Birth Defects
Causes Of Defects
Low birth weight deriving from a fetal growth restriction (FGR) is the most common birth defect, with one in every 15 babies being born at less than their ideal weight. A baby whose weight lies in lowest 10% of the normal population is designated as having a FGR. At term of pregnancy, a baby who weighs 5 lb, 8 oz (2,500 g) at birth has a low birth weight. One who is born weighing 3 lb, 5 oz (1,500 g) has a very low birth weight. A low birth weight baby born after a normal gestation period is called a small-for-date or small-for-gestational-age baby.
Exposure of the mother to chemicals such as mercury or to radiation during the first three months of pregnancy may result in an abnormal alteration in the growth or development of the fetus. The mother's diet may also be a factor in her baby's birth defect. A balanced and healthy diet is essential to the proper formation of the fetus because the developing baby receives all of its nutrition from the mother.
Prenatal development of the fetus may also be affected by disease that the mother contracts, especially those that occur during the first trimester (three months) of pregnancy. For example, if a pregnant woman catches rubella, the virus crosses the placenta and infects the fetus. In the fetus, the virus interferes with normal metabolism and cell movement and can cause blindness (from cataracts), deafness, heart malformations, and mental retardation. The risk of the fetal damage resulting from maternal rubella infection is greatest during the first month of pregnancy (50%) and declines with each succeeding month.
It is especially important that the mother not smoke, consume alcohol, or take drugs while she is pregnant. Drinking alcohol heavily can result in fetal alcohol syndrome (FAS), a condition that is physically apparent. FAS newborns have small eyes and a short, upturned nose that is broad across the bridge, making the eyes appear farther apart than normal. These babies also are underweight at birth and do not catch up as time passes. They often have some degree of mental retardation and may exhibit behavior problems. A mother who continues to take illicit drugs such as heroin, crack, or cocaine will have a baby who is already addicted. The addiction may not be fatal, but the newborn may undergo severe withdrawal, unless the addiction is revealed and carefully treated. Furthermore, some behavior problems/cognitive deficits are suspected to be associated with fetal drug exposure and addiction.

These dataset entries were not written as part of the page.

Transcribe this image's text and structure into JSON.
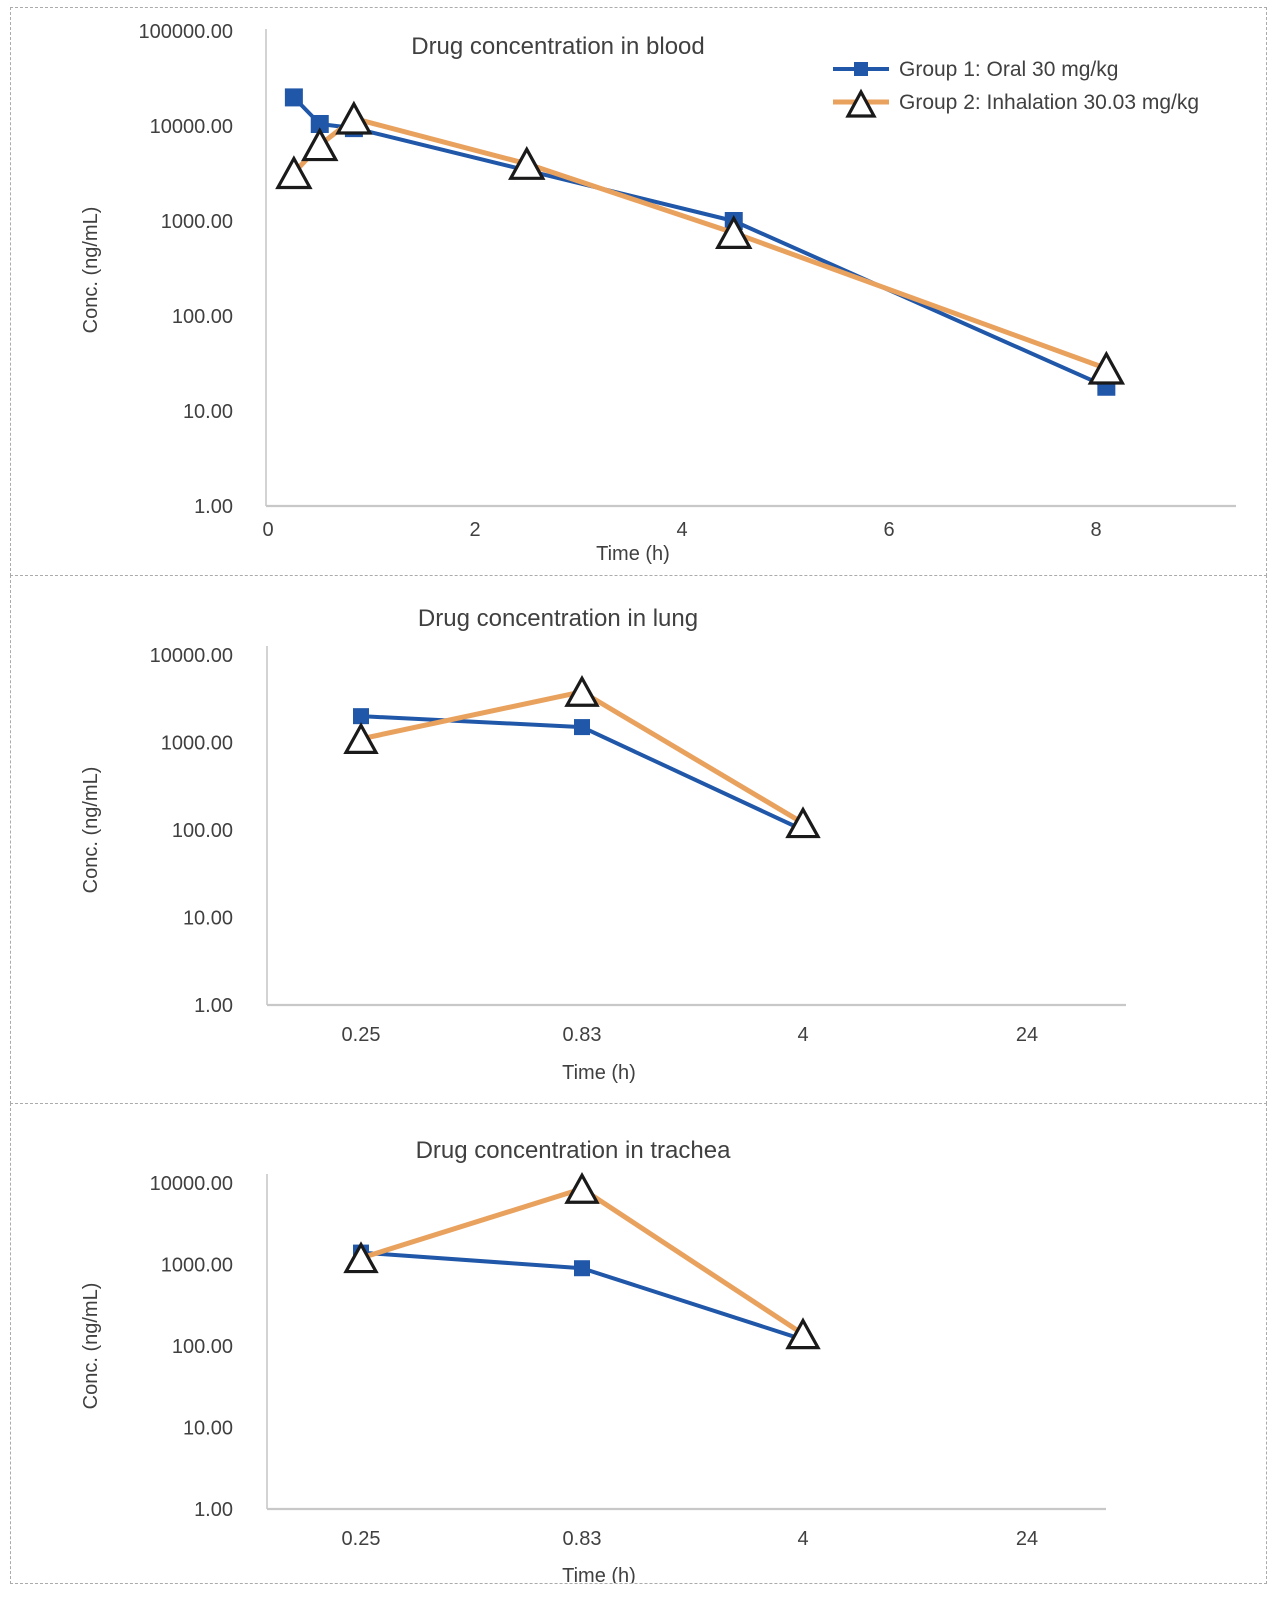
{
  "colors": {
    "group1_blue": "#2057A8",
    "group2_orange": "#E9A15E",
    "triangle_outline": "#1a1a1a",
    "triangle_fill": "#ffffff",
    "axis_gray": "#c8c8c8",
    "text_gray": "#404040"
  },
  "chart_data": [
    {
      "id": "blood",
      "type": "line",
      "title": "Drug concentration in blood",
      "xlabel": "Time (h)",
      "ylabel": "Conc. (ng/mL)",
      "x_axis": {
        "type": "linear",
        "ticks": [
          0,
          2,
          4,
          6,
          8
        ],
        "range": [
          0,
          8.4
        ]
      },
      "y_axis": {
        "type": "log",
        "range": [
          1,
          100000
        ],
        "ticks": [
          {
            "label": "100000.00",
            "value": 100000
          },
          {
            "label": "10000.00",
            "value": 10000
          },
          {
            "label": "1000.00",
            "value": 1000
          },
          {
            "label": "100.00",
            "value": 100
          },
          {
            "label": "10.00",
            "value": 10
          },
          {
            "label": "1.00",
            "value": 1
          }
        ]
      },
      "legend_visible": true,
      "legend_position": "top-right",
      "series": [
        {
          "name": "Group 1: Oral 30 mg/kg",
          "marker": "square",
          "x": [
            0.25,
            0.5,
            0.83,
            4.5,
            8.1
          ],
          "y": [
            20000,
            10500,
            9500,
            1000,
            18
          ]
        },
        {
          "name": "Group 2: Inhalation 30.03 mg/kg",
          "marker": "triangle",
          "x": [
            0.25,
            0.5,
            0.83,
            2.5,
            4.5,
            8.1
          ],
          "y": [
            3200,
            6300,
            12000,
            4000,
            750,
            28
          ]
        }
      ]
    },
    {
      "id": "lung",
      "type": "line",
      "title": "Drug concentration in lung",
      "xlabel": "Time (h)",
      "ylabel": "Conc. (ng/mL)",
      "x_axis": {
        "type": "category",
        "categories": [
          "0.25",
          "0.83",
          "4",
          "24"
        ]
      },
      "y_axis": {
        "type": "log",
        "range": [
          1,
          10000
        ],
        "ticks": [
          {
            "label": "10000.00",
            "value": 10000
          },
          {
            "label": "1000.00",
            "value": 1000
          },
          {
            "label": "100.00",
            "value": 100
          },
          {
            "label": "10.00",
            "value": 10
          },
          {
            "label": "1.00",
            "value": 1
          }
        ]
      },
      "legend_visible": false,
      "series": [
        {
          "name": "Group 1: Oral 30 mg/kg",
          "marker": "square",
          "x": [
            "0.25",
            "0.83",
            "4"
          ],
          "y": [
            2000,
            1500,
            100
          ]
        },
        {
          "name": "Group 2: Inhalation 30.03 mg/kg",
          "marker": "triangle",
          "x": [
            "0.25",
            "0.83",
            "4"
          ],
          "y": [
            1100,
            3800,
            120
          ]
        }
      ]
    },
    {
      "id": "trachea",
      "type": "line",
      "title": "Drug concentration in trachea",
      "xlabel": "Time (h)",
      "ylabel": "Conc. (ng/mL)",
      "x_axis": {
        "type": "category",
        "categories": [
          "0.25",
          "0.83",
          "4",
          "24"
        ]
      },
      "y_axis": {
        "type": "log",
        "range": [
          1,
          10000
        ],
        "ticks": [
          {
            "label": "10000.00",
            "value": 10000
          },
          {
            "label": "1000.00",
            "value": 1000
          },
          {
            "label": "100.00",
            "value": 100
          },
          {
            "label": "10.00",
            "value": 10
          },
          {
            "label": "1.00",
            "value": 1
          }
        ]
      },
      "legend_visible": false,
      "series": [
        {
          "name": "Group 1: Oral 30 mg/kg",
          "marker": "square",
          "x": [
            "0.25",
            "0.83",
            "4"
          ],
          "y": [
            1400,
            900,
            120
          ]
        },
        {
          "name": "Group 2: Inhalation 30.03 mg/kg",
          "marker": "triangle",
          "x": [
            "0.25",
            "0.83",
            "4"
          ],
          "y": [
            1200,
            8500,
            140
          ]
        }
      ]
    }
  ]
}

Some therapeutic drugs taken by pregnant women have also been shown to produce birth defects. The most notorious example is thalidomide, a mild sedative-hypnotic agent. During the 1950s women in more than 20 countries who had taken this drug gave birth to more than 7,000 severely deformed babies. The pattern of malformation seen in affected infants included phocomelia, polydactyly, syndactyly, facial capillar hemangiomas, hydrocephalus, renal anomalies, cadiovascular anomalies, ear and eye defects, and intestinal anomalies. The principal defect these children suffered is phocomelia, characterized by extremely short limbs often with no fingers or toes.